На то, что эта инкорпорация и этот разрыв заключаются в процессе, с одной стороны — орально-каннибалическом, а с другой — орально-экспульсивном, указывают Абрахам и Фройд. В этом контексте ни тот, ни другой, как, на первый взгляд, кажется, не отдалились от смысла, придаваемого термину Ференци. Однако, он станет совершенно иным при анализе использования этого термина, смешиваемого к тому же с идентификацией, под экономическим углом зрения: изъять инвестиции, вложенные в отныне утраченный объект (Я становится тем, чем оно не может обладать) или в идеальный недоступный объект (Я выдает себя за идеал того, чем оно должно, но еще не может быть). В «Психологии масс» и в «Я и Оно» эти два процесса, идентификация с отвергнутым объектом и интроекция соперника в Сверх-Я, двойное условие разрушения Эдипова комплекса, подтверждаются объектной утратой. Также в «Отрицании» вновь встречается тема компенсаторной интроекции утраты или нехватки. И такой совершенно не является — мы это увидим — идея концепции Ференци.

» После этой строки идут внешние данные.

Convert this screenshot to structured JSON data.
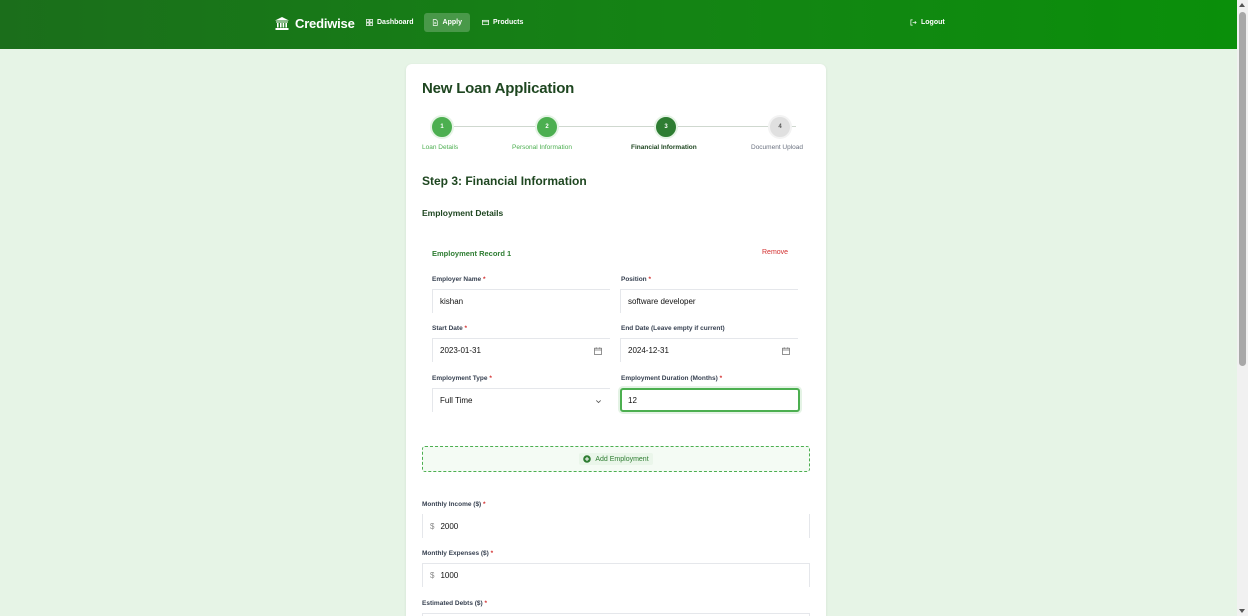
{
  "nav": {
    "brand": "Crediwise",
    "dashboard": "Dashboard",
    "apply": "Apply",
    "products": "Products",
    "logout": "Logout"
  },
  "page": {
    "title": "New Loan Application",
    "step_title": "Step 3: Financial Information",
    "section_title": "Employment Details"
  },
  "steps": [
    {
      "number": "1",
      "label": "Loan Details",
      "state": "done"
    },
    {
      "number": "2",
      "label": "Personal Information",
      "state": "done"
    },
    {
      "number": "3",
      "label": "Financial Information",
      "state": "active"
    },
    {
      "number": "4",
      "label": "Document Upload",
      "state": "todo"
    }
  ],
  "employment": {
    "record_title": "Employment Record 1",
    "remove_label": "Remove",
    "employer_name_label": "Employer Name",
    "employer_name_value": "kishan",
    "position_label": "Position",
    "position_value": "software developer",
    "start_date_label": "Start Date",
    "start_date_value": "2023-01-31",
    "end_date_label": "End Date (Leave empty if current)",
    "end_date_value": "2024-12-31",
    "employment_type_label": "Employment Type",
    "employment_type_value": "Full Time",
    "duration_label": "Employment Duration (Months)",
    "duration_value": "12",
    "add_employment_label": "Add Employment"
  },
  "financial": {
    "monthly_income_label": "Monthly Income ($)",
    "monthly_income_value": "2000",
    "monthly_expenses_label": "Monthly Expenses ($)",
    "monthly_expenses_value": "1000",
    "estimated_debts_label": "Estimated Debts ($)",
    "currency_prefix": "$"
  },
  "required_marker": "*",
  "colors": {
    "header": "#148414",
    "primary": "#4caf50",
    "primary_dark": "#2e7d32",
    "background": "#e6f4e6",
    "danger": "#d32f2f"
  }
}
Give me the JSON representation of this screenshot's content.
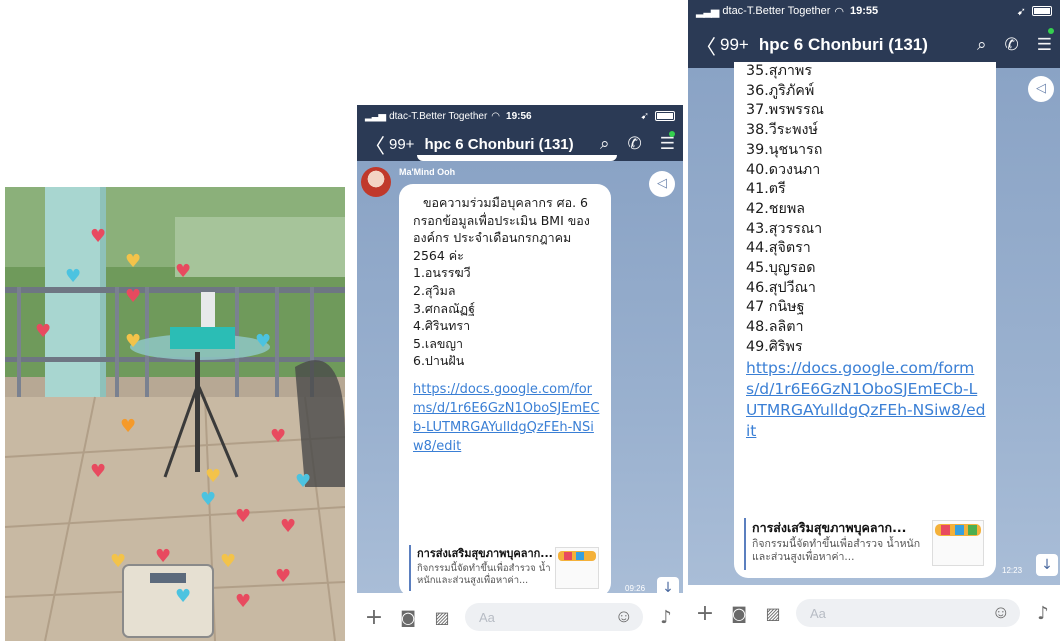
{
  "middle_phone": {
    "status": {
      "carrier": "dtac-T.Better Together",
      "time": "19:56"
    },
    "nav": {
      "back": "〈",
      "count": "99+",
      "title": "hpc 6 Chonburi (131)"
    },
    "sender": "Ma'Mind Ooh",
    "message": {
      "lines": [
        "ขอความร่วมมือบุคลากร ศอ. 6",
        "กรอกข้อมูลเพื่อประเมิน BMI ของ",
        "องค์กร ประจำเดือนกรกฎาคม",
        "2564 ค่ะ",
        "1.อนรรฆวี",
        "2.สุวิมล",
        "3.ศกลณัฏฐ์",
        "4.ศิรินทรา",
        "5.เลขญา",
        "6.ปานฝัน"
      ],
      "link": "https://docs.google.com/forms/d/1r6E6GzN1OboSJEmECb-LUTMRGAYulldgQzFEh-NSiw8/edit",
      "preview_title": "การส่งเสริมสุขภาพบุคลาก...",
      "preview_desc": "กิจกรรมนี้จัดทำขึ้นเพื่อสำรวจ น้ำหนักและส่วนสูงเพื่อหาค่า..."
    },
    "timestamp": "09:26",
    "input_placeholder": "Aa"
  },
  "right_phone": {
    "status": {
      "carrier": "dtac-T.Better Together",
      "time": "19:55"
    },
    "nav": {
      "back": "〈",
      "count": "99+",
      "title": "hpc 6 Chonburi (131)"
    },
    "message": {
      "lines": [
        "35.สุภาพร",
        "36.ภูริภัคพ์",
        "37.พรพรรณ",
        "38.วีระพงษ์",
        "39.นุชนารถ",
        "40.ดวงนภา",
        "41.ตรี",
        "42.ชยพล",
        "43.สุวรรณา",
        "44.สุจิตรา",
        "45.บุญรอด",
        "46.สุปวีณา",
        "47 กนิษฐ",
        "48.ลลิตา",
        "49.ศิริพร"
      ],
      "link": "https://docs.google.com/forms/d/1r6E6GzN1OboSJEmECb-LUTMRGAYulldgQzFEh-NSiw8/edit",
      "preview_title": "การส่งเสริมสุขภาพบุคลาก...",
      "preview_desc": "กิจกรรมนี้จัดทำขึ้นเพื่อสำรวจ น้ำหนักและส่วนสูงเพื่อหาค่า..."
    },
    "timestamp": "12:23",
    "input_placeholder": "Aa"
  },
  "colors": {
    "header": "#2b3a55",
    "chat_bg": "#8ea5c6",
    "link": "#3a7fd5",
    "heart": "#e84a5f"
  }
}
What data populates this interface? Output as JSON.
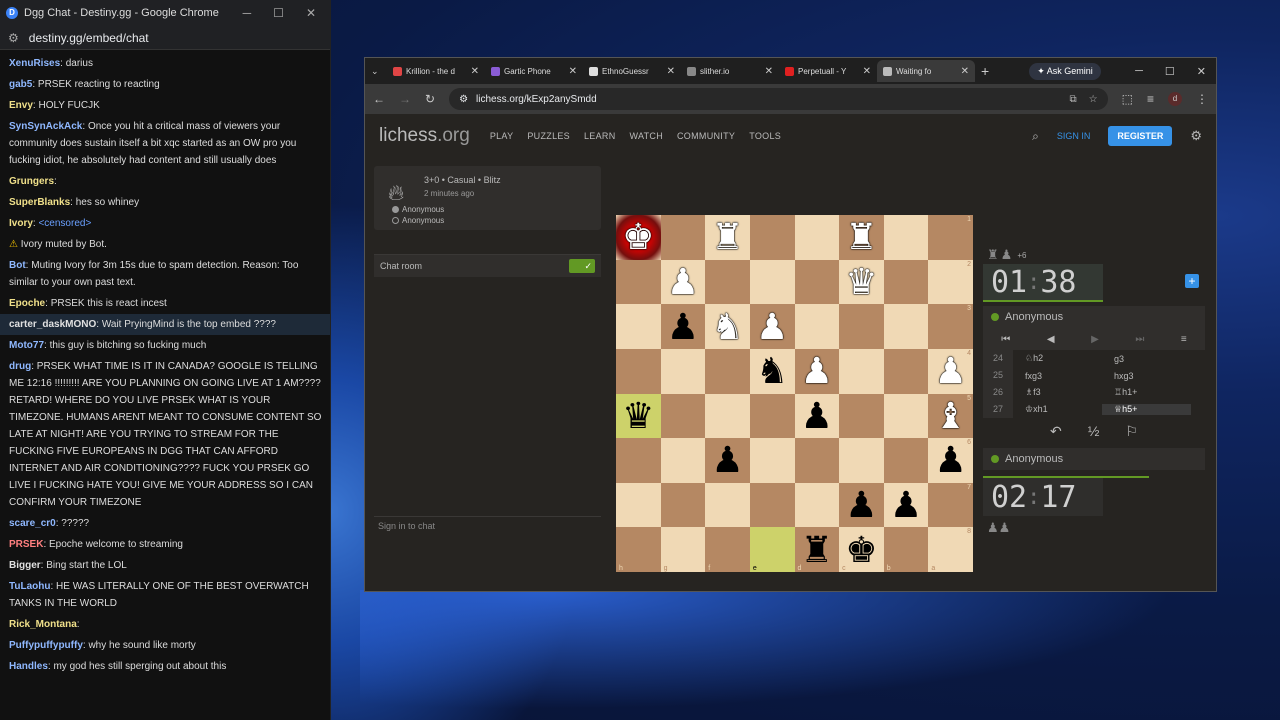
{
  "chat_window": {
    "title": "Dgg Chat - Destiny.gg - Google Chrome",
    "app_letter": "D",
    "url": "destiny.gg/embed/chat"
  },
  "chat": {
    "messages": [
      {
        "user": "XenuRises",
        "sep": ": ",
        "text": "darius",
        "user_color": "#8fb8ff"
      },
      {
        "user": "gab5",
        "sep": ": ",
        "text": "PRSEK reacting to reacting",
        "user_color": "#8fb8ff"
      },
      {
        "user": "Envy",
        "sep": ": ",
        "text": "HOLY FUCJK",
        "user_color": "#f0e08a"
      },
      {
        "user": "SynSynAckAck",
        "sep": ": ",
        "text": "Once you hit a critical mass of viewers your community does sustain itself a bit      xqc started as an OW pro you fucking idiot, he absolutely had content and still usually does",
        "user_color": "#8fb8ff"
      },
      {
        "user": "Grungers",
        "sep": ": ",
        "text": "",
        "user_color": "#f0e08a"
      },
      {
        "user": "SuperBlanks",
        "sep": ": ",
        "text": "hes so whiney",
        "user_color": "#f0e08a"
      },
      {
        "user": "Ivory",
        "sep": ": ",
        "text": "<censored>",
        "user_color": "#f0e08a"
      },
      {
        "user": "",
        "sep": "",
        "text": "Ivory muted by Bot.",
        "user_color": "#f0e08a"
      },
      {
        "user": "Bot",
        "sep": ": ",
        "text": "Muting Ivory for 3m 15s due to spam detection. Reason: Too similar to your own past text.",
        "user_color": "#8fb8ff"
      },
      {
        "user": "Epoche",
        "sep": ": ",
        "text": "PRSEK this is react incest",
        "user_color": "#f0e08a"
      },
      {
        "user": "carter_daskMONO",
        "sep": ": ",
        "text": "Wait PryingMind is the top embed          ????",
        "user_color": "#e0e0e0"
      },
      {
        "user": "Moto77",
        "sep": ": ",
        "text": "this guy is bitching so fucking much",
        "user_color": "#8fb8ff"
      },
      {
        "user": "drug",
        "sep": ": ",
        "text": "PRSEK WHAT TIME IS IT IN CANADA? GOOGLE IS TELLING ME 12:16 !!!!!!!!! ARE YOU PLANNING ON GOING LIVE AT 1 AM???? RETARD! WHERE DO YOU LIVE PRSEK WHAT IS YOUR TIMEZONE. HUMANS ARENT MEANT TO CONSUME CONTENT SO LATE AT NIGHT! ARE YOU TRYING TO STREAM FOR THE FUCKING FIVE EUROPEANS IN DGG THAT CAN AFFORD INTERNET AND AIR CONDITIONING???? FUCK YOU PRSEK GO LIVE I FUCKING HATE YOU! GIVE ME YOUR ADDRESS SO I CAN CONFIRM YOUR TIMEZONE",
        "user_color": "#8fb8ff"
      },
      {
        "user": "scare_cr0",
        "sep": ": ",
        "text": "?????",
        "user_color": "#8fb8ff"
      },
      {
        "user": "PRSEK",
        "sep": ": ",
        "text": "Epoche       welcome to streaming",
        "user_color": "#ff8080"
      },
      {
        "user": "Bigger",
        "sep": ": ",
        "text": "Bing start the LOL",
        "user_color": "#e0e0e0"
      },
      {
        "user": "TuLaohu",
        "sep": ": ",
        "text": "HE WAS LITERALLY ONE OF THE BEST OVERWATCH TANKS IN THE WORLD",
        "user_color": "#8fb8ff"
      },
      {
        "user": "Rick_Montana",
        "sep": ": ",
        "text": "",
        "user_color": "#f0e08a"
      },
      {
        "user": "Puffypuffypuffy",
        "sep": ": ",
        "text": "why he sound like morty",
        "user_color": "#8fb8ff"
      },
      {
        "user": "Handles",
        "sep": ": ",
        "text": "my god hes still sperging out about this",
        "user_color": "#8fb8ff"
      }
    ]
  },
  "browser": {
    "tabs": [
      {
        "label": "Krillion - the d",
        "color": "#e04545"
      },
      {
        "label": "Gartic Phone",
        "color": "#8a5cd6"
      },
      {
        "label": "EthnoGuessr",
        "color": "#dddddd"
      },
      {
        "label": "slither.io",
        "color": "#888888"
      },
      {
        "label": "Perpetuall - Y",
        "color": "#e02020"
      },
      {
        "label": "Waiting fo",
        "color": "#bbbbbb"
      }
    ],
    "new_tab": "+",
    "ask_gemini": "Ask Gemini",
    "url": "lichess.org/kExp2anySmdd",
    "profile_letter": "d"
  },
  "lichess": {
    "logo": "lichess",
    "logo_tld": ".org",
    "nav": [
      "PLAY",
      "PUZZLES",
      "LEARN",
      "WATCH",
      "COMMUNITY",
      "TOOLS"
    ],
    "sign_in": "SIGN IN",
    "register": "REGISTER",
    "game": {
      "mode": "3+0 • Casual • Blitz",
      "time_ago": "2 minutes ago",
      "player1": "Anonymous",
      "player2": "Anonymous"
    },
    "chat_room": "Chat room",
    "sign_in_chat": "Sign in to chat",
    "top_player": "Anonymous",
    "bottom_player": "Anonymous",
    "top_clock": {
      "min": "01",
      "sep": ":",
      "sec": "38"
    },
    "bottom_clock": {
      "min": "02",
      "sep": ":",
      "sec": "17"
    },
    "material_adv": "+6",
    "draw_label": "½",
    "moves": [
      {
        "n": "24",
        "w": "♘h2",
        "b": "g3"
      },
      {
        "n": "25",
        "w": "fxg3",
        "b": "hxg3"
      },
      {
        "n": "26",
        "w": "♗f3",
        "b": "♖h1+"
      },
      {
        "n": "27",
        "w": "♔xh1",
        "b": "♕h5+"
      }
    ]
  },
  "board": {
    "files": [
      "h",
      "g",
      "f",
      "e",
      "d",
      "c",
      "b",
      "a"
    ],
    "ranks": [
      "1",
      "2",
      "3",
      "4",
      "5",
      "6",
      "7",
      "8"
    ],
    "rows": [
      [
        "K",
        "",
        "R",
        "",
        "",
        "R",
        "",
        ""
      ],
      [
        "",
        "P",
        "",
        "",
        "",
        "Q",
        "",
        ""
      ],
      [
        "",
        "p",
        "N",
        "P",
        "",
        "",
        "",
        ""
      ],
      [
        "",
        "",
        "",
        "n",
        "P",
        "",
        "",
        "P"
      ],
      [
        "q",
        "",
        "",
        "",
        "p",
        "",
        "",
        "B"
      ],
      [
        "",
        "",
        "p",
        "",
        "",
        "",
        "",
        "p"
      ],
      [
        "",
        "",
        "",
        "",
        "",
        "p",
        "p",
        ""
      ],
      [
        "",
        "",
        "",
        "",
        "r",
        "k",
        "",
        ""
      ]
    ],
    "check_square": "h1",
    "highlight_squares": [
      "h5",
      "e8"
    ]
  }
}
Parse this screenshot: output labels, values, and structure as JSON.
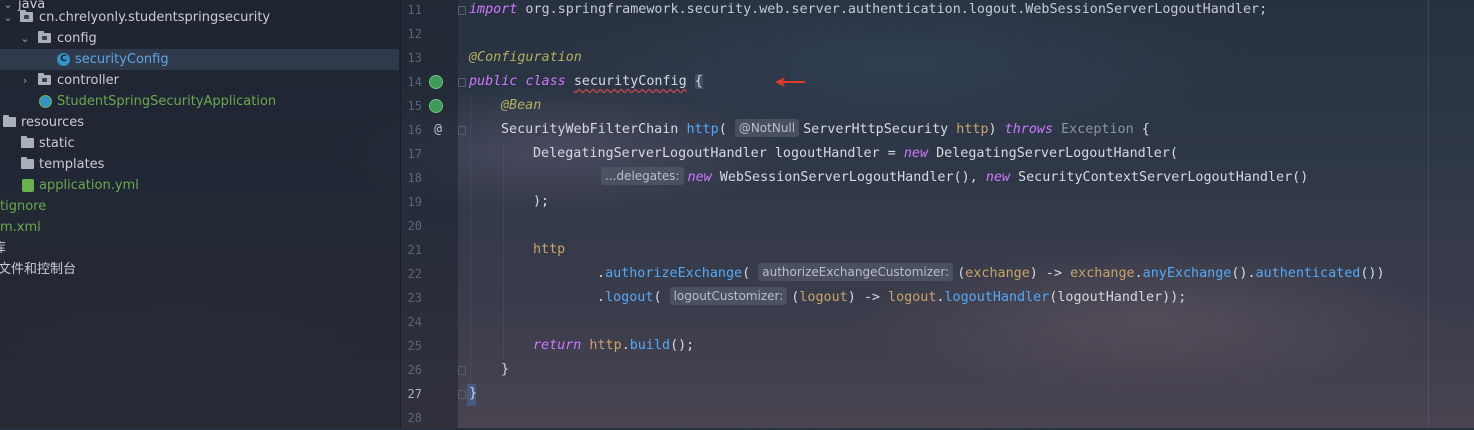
{
  "project_tree": {
    "rows": [
      {
        "label": "java"
      },
      {
        "label": "cn.chrelyonly.studentspringsecurity"
      },
      {
        "label": "config"
      },
      {
        "label": "securityConfig"
      },
      {
        "label": "controller"
      },
      {
        "label": "StudentSpringSecurityApplication"
      },
      {
        "label": "resources"
      },
      {
        "label": "static"
      },
      {
        "label": "templates"
      },
      {
        "label": "application.yml"
      },
      {
        "label": "tignore"
      },
      {
        "label": "m.xml"
      },
      {
        "label": "库"
      },
      {
        "label": "文件和控制台"
      }
    ]
  },
  "editor": {
    "line_numbers": [
      "11",
      "12",
      "13",
      "14",
      "15",
      "16",
      "17",
      "18",
      "19",
      "20",
      "21",
      "22",
      "23",
      "24",
      "25",
      "26",
      "27",
      "28"
    ],
    "hints": {
      "delegates": "...delegates:",
      "notnull": "@NotNull",
      "authorize": "authorizeExchangeCustomizer:",
      "logout": "logoutCustomizer:"
    },
    "tokens": {
      "import_kw": "import",
      "import_path": " org.springframework.security.web.server.authentication.logout.WebSessionServerLogoutHandler;",
      "configuration": "@Configuration",
      "public_kw": "public",
      "class_kw": "class",
      "class_name": "securityConfig",
      "open_brace": "{",
      "bean": "@Bean",
      "sec_chain": "SecurityWebFilterChain",
      "http_method": "http",
      "paren_open": "(",
      "server_http": "ServerHttpSecurity",
      "http_param": "http",
      "paren_close_sp": ") ",
      "throws_kw": "throws",
      "exception": "Exception",
      "brace_open_sp": " {",
      "deleg_type": "DelegatingServerLogoutHandler logoutHandler = ",
      "new_kw": "new",
      "deleg_ctor": " DelegatingServerLogoutHandler(",
      "websession": " WebSessionServerLogoutHandler(), ",
      "sec_ctx": " SecurityContextServerLogoutHandler()",
      "close_stmt": ");",
      "http_word": "http",
      "dot": ".",
      "authorize_exchange": "authorizeExchange",
      "exchange_param": "exchange",
      "arrow_sp": ") -> ",
      "exchange_var": "exchange",
      "any_exchange": "anyExchange",
      "paren_dot": "().",
      "authenticated": "authenticated",
      "double_close": "())",
      "logout_method": "logout",
      "logout_param": "logout",
      "logout_var": "logout",
      "logout_handler": "logoutHandler",
      "logout_handler_arg": "(logoutHandler));",
      "return_kw": "return",
      "http_build_obj": " http",
      "build": "build",
      "build_close": "();",
      "close_brace": "}",
      "final_brace": "}"
    }
  },
  "colors": {
    "keyword": "#cf8e6d",
    "import_keyword": "#cc7aff",
    "annotation": "#b3ae60",
    "method": "#56a8f5",
    "parameter": "#c9a36a",
    "tree_green": "#6aa84f",
    "tree_blue": "#5fa5e0",
    "arrow": "#e03a2a"
  },
  "icons": {
    "spring_bean_gutter": "spring-bean-icon",
    "spring_bean_link_gutter": "spring-bean-link-icon",
    "override_at_gutter": "at-annotation-icon",
    "red_arrow": "red-arrow-annotation-icon"
  }
}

Все эти работы Фройда, так же как и работы Абрахама того же времени или последующие работы М. Кляйн и пр., легко приписывают Ференци авторство концепта интроекции. Тем не менее, примечательно, что никто из них не пытается провести углубленный анализ оригинального концепта, искаженного с самого начала, несмотря на разъяснение в блестящей статье 1912 года «Определение понятия интроекции».
Слово, будучи сразу же признанным благодаря его содержательности, стало, благодаря своей лексикологической структуре (интроекция — помещение внутрь), через затемнение инициального смысла, которое оно приобретает как объяснительный синоним «трансфера», нагруженным разными, даже диаметрально противоположными значениями. Путаница дошла до того, что очень часто иитроекцией называют процесс, который проявляется в отказе или невозможности интроецировать, по меньшей мере, в том точном смысле, который имел и виду Ференци.
2. Текст Ференци и его значение.
Будет полезным остановиться на некоторое время на этом базовом тексте, заслуживающем того, чтобы быть прочитанным и вновь обдуманным. Во всяком случае, он составляет краеугольный камень настоящей попытки теоретического построения.